Retailers are continuing to attempt to sway public opinion in favor of chip-and-PIN - arguing that is offers superior authentication to chip-and-signature and enhances security. And now nine state AGs have jumped on that bandwagon.
But it's time to accept the implementation of chip-and-signature, which is well underway, and focus on adding more layers of security through encryption and tokenization.
Chip cards, whether authenticated with signature or PIN, are far more secure than, and superior to, magnetic-stripe cards. Chip cards can't be counterfeited, and if they are lost or stolen, EMV-compliant merchants won't be liable for fraud. And PINs really only have an impact on reducing fraud in lost-and-stolen scenarios.
Besides, EMV is building a bridge for mobile payments, which don't need PINs for authentication. Mobile payment transactions are authenticated through device identification and biometrics.
Setting priorities
Several analysts I talked to about the issue this week offer a similar point of view.
For example, Al Pascual, director of fraud and security at Javelin Strategy & Research, says politicians should be more focused on efforts to support stronger data security and breach notification than they are on the PIN versus signature debate.
"The value of EMV chip cards is in their resistance to counterfeiting, which is a multibillion dollar problem in the U.S.," Pascual says. "And it is here that neither PIN nor signature really matter."
Shirley Inscoe, a financial fraud expert at consultancy Aite, argues that the focus should be on a shift to mobile payments.
"Chip-and-PIN only adds the protection against lost and stolen cards to what chip and signature provides," she says. "But lost and stolen losses are very low compared to other loss types, such as counterfeit or card-not-present. ... If these officials are truly interested in protecting consumers, they should be asking banks to prioritize mobile payments and encouraging their constituents to switch to mobile payments. Mobile payments will not provide card information to retailers or merchants, so the data cannot subsequently be breached. This would better protect all parties involved."
EMV chip payments are likely to push more consumers and retailers toward mobile, adds Avivah Litan, a payments and fraud expert at the consultancy Gartner.
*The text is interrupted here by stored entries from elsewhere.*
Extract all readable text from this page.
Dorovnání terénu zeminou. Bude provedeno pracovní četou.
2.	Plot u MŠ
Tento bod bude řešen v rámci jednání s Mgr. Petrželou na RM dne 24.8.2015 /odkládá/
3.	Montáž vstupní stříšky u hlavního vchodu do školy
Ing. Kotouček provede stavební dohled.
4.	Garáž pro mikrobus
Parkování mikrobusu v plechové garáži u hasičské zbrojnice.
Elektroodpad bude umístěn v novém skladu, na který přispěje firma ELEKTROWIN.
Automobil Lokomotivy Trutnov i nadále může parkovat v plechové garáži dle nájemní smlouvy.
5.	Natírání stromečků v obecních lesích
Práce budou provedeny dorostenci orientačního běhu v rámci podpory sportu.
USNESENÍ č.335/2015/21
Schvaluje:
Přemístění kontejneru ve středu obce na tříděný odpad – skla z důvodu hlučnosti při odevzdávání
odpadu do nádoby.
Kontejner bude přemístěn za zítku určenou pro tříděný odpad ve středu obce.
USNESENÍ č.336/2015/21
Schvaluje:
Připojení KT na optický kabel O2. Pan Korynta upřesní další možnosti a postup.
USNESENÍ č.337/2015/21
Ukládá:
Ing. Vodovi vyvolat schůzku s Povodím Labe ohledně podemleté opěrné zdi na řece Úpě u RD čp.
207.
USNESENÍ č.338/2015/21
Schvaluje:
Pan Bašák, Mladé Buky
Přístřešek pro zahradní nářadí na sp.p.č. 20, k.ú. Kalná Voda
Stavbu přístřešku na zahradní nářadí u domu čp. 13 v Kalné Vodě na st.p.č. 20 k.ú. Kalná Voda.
And the benefit of mobile payments, such as Apple Pay, is that they can be authenticated without a PIN, "because they have the password of the cellphone plus the optional biometric," she says.
Nevertheless, she acknowledges that chip-and-PIN is "definitely more secure than chip-and-signature." Litan blogged back in October about the weak argument banks had made for not implementing chip-and-PIN.
Tom Wills, director of Ontrack Advisory, a consulting firm focused on payments innovation, portrays chip-and-PIN as nothing more than a temporary fix.
"As someone who's been critical of the 'chip and signature' decision, I'm solidly behind the AGs' request," Will says. "But just to put that into context, I would have way preferred that the U.S. industry leapfrog EMV completely - and the massive expenditure on card and terminal upgrades that EMV forces - and just start the migration to mobile, since that's clearly where the world is going. I've been saying that since 2008. The way I see it: Yes, we should have chip-and-PIN in the U.S., but it would basically be a Band-Aid.
So rather than focus on a Band-Aid solution, it's time to accept chip-and-signature and focus on adding additional layers of security, such as encryption and tokenization, until we make the transition to mobile payments.